11人の作曲家の生涯をざっくり知れる入門書

この本では以下の作曲家の生涯と、その人にゆかりのある料理のレシピが紹介されています。

・ヨハン・セバスティアン・バッハ
・フランツ・ヨーゼフ・ハイドン
・ウォルフガング・アマデウス・モーツァルト
・ルートヴィヒ・ヴァン・ベートーヴェン
・フランツ・ペーター・シューベルト
・フェリックス・メンデルスゾーン・バルトルディ
・フレデリック・フランソワ・ショパン
・ロベルト・シューマン
・フランツ・リスト
・リヒャルト・ワーグナー
・ヨハネス・ブラームス

1人ひとりの伝記を読むのは大変ですが、10~20ページくらいのちょうどいいボリュームで作曲家の生涯について知ることができるのもこの本の魅力です。

しかも、食生活や恋愛・人間関係、その時に作曲した曲などが文章の中で紹介されているので、いわゆるクラシック音楽入門書や、西洋音楽史の中で紹介される人物像よりもより人間らしさを感じることができます。

クラシック音楽と料理のおいしい関係

この本が面白いのは単にドイツ料理のレシピを紹介したレシピ本ではないところ。

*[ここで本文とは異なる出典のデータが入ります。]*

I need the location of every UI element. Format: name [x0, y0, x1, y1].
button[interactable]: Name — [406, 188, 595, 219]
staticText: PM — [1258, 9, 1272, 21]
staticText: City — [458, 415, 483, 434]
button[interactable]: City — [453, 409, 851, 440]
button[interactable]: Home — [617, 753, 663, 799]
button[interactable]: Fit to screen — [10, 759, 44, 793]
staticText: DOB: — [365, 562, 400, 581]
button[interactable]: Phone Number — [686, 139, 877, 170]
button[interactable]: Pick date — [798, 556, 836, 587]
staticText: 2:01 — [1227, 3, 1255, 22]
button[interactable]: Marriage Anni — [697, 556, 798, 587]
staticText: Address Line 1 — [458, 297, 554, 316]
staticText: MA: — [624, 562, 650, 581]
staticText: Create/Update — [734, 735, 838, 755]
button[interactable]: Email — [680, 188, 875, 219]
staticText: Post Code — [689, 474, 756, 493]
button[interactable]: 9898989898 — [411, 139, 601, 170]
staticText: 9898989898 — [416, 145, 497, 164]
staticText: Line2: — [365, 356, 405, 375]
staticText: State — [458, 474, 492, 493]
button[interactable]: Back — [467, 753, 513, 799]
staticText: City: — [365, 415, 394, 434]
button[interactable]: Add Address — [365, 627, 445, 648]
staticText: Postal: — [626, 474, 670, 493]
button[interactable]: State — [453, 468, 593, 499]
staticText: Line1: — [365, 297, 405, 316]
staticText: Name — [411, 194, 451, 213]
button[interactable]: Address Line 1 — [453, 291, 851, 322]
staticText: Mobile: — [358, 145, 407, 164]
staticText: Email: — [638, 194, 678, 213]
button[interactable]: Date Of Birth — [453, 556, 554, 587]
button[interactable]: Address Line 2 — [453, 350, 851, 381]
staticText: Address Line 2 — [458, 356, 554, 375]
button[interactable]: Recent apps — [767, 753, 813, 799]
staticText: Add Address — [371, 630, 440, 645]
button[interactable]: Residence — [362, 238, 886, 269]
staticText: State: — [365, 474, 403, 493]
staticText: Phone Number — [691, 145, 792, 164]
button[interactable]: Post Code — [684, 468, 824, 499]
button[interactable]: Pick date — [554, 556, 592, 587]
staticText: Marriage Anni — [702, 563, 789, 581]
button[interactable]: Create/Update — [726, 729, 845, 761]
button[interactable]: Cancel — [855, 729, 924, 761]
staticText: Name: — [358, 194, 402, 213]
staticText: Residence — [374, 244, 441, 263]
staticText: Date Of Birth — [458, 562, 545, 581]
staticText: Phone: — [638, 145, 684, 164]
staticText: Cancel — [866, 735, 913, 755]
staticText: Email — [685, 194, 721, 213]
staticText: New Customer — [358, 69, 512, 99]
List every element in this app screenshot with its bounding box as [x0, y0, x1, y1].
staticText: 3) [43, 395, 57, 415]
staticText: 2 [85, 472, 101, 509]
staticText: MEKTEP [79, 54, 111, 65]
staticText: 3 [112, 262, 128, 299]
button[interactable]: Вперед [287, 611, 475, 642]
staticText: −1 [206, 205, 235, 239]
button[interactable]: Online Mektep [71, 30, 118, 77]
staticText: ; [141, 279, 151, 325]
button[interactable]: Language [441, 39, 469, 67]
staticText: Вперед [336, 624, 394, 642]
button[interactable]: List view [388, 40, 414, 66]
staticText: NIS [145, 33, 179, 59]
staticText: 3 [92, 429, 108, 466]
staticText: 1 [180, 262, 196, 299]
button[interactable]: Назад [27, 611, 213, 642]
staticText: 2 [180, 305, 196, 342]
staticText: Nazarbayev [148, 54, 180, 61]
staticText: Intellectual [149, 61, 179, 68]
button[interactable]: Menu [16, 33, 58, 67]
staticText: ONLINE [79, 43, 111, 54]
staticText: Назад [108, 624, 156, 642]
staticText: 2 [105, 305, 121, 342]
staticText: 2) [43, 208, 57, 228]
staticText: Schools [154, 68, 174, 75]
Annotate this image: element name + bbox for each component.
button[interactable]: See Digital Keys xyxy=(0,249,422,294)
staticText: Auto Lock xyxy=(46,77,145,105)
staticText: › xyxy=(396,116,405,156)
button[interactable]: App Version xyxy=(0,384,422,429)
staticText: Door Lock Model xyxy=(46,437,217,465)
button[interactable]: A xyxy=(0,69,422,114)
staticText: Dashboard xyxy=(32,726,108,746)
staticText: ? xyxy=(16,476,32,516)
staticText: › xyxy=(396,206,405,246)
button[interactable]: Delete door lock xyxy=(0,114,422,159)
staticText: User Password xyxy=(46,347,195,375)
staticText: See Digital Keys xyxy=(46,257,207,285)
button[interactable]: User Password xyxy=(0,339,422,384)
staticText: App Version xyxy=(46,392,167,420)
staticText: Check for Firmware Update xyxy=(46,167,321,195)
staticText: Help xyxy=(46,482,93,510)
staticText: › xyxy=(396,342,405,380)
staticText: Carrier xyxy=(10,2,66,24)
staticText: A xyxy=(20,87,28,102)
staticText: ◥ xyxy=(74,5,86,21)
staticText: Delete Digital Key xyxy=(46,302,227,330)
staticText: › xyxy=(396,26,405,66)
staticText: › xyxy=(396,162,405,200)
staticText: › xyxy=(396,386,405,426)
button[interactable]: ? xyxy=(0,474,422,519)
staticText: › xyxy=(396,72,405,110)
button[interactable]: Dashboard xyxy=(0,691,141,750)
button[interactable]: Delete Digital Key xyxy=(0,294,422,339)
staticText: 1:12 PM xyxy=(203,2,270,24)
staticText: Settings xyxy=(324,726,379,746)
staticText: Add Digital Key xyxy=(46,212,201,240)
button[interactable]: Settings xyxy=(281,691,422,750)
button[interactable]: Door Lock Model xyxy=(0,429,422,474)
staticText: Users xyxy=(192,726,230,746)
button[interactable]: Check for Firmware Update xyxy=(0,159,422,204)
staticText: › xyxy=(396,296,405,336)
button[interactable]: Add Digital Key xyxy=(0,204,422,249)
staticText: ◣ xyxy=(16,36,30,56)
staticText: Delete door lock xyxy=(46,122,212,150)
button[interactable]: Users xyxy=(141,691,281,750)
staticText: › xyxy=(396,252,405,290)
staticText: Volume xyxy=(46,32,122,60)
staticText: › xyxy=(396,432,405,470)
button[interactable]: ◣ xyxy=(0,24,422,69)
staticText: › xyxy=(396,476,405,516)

人にとって、食事や料理というのはその人のライフスタイルや趣味嗜好が最も表れる場面ですよね。

さらに、レシピに登場する食材は当時からその国・地域で使われていたものを用いるので時代背景や文化も透けて見えてくるものです。

音楽室に飾られた威厳たっぷりの肖像画のイメージしかない大作曲家も同じ人間。当時好んで食べていた食事や、その食事に関するエピソードを知ることは、クラシック音楽自体を身近に感じさせてくれると思います。

料理好きな方はぜひレシピを元に18~19世紀の西洋料理にチャレンジしてみてはいかがでしょう?

クロワッサンやマカロンの誕生秘話や、日本での「第九」初演のエピソードなどのコラム記事も面白い

この本には11人の作曲家のエピソードの他に、6つのコラムが紹介されています。

①ウィーンのパン屋で生まれたクロワッサン
②「交響曲第9番」日本での初演とドイツ人俘虜
③日本人作曲家、滝廉太郎の海外留学
④映画「別れの曲」のショパンの姿
⑤夢見るバイエルン国王、ルートヴィヒ2世
⑥マカロンとマリー・アントワネット

どうですか?タイトルだけでも興味津々ではないでしょうか?詳しくはぜひ本文を読んでいただきたいのでネタバレはしませんが(笑)

名古屋クラシック音楽堂でも、皆さんにクラシック音楽を身近に、楽しんでいただけるようなコラム記事に挑戦していきたいと思います。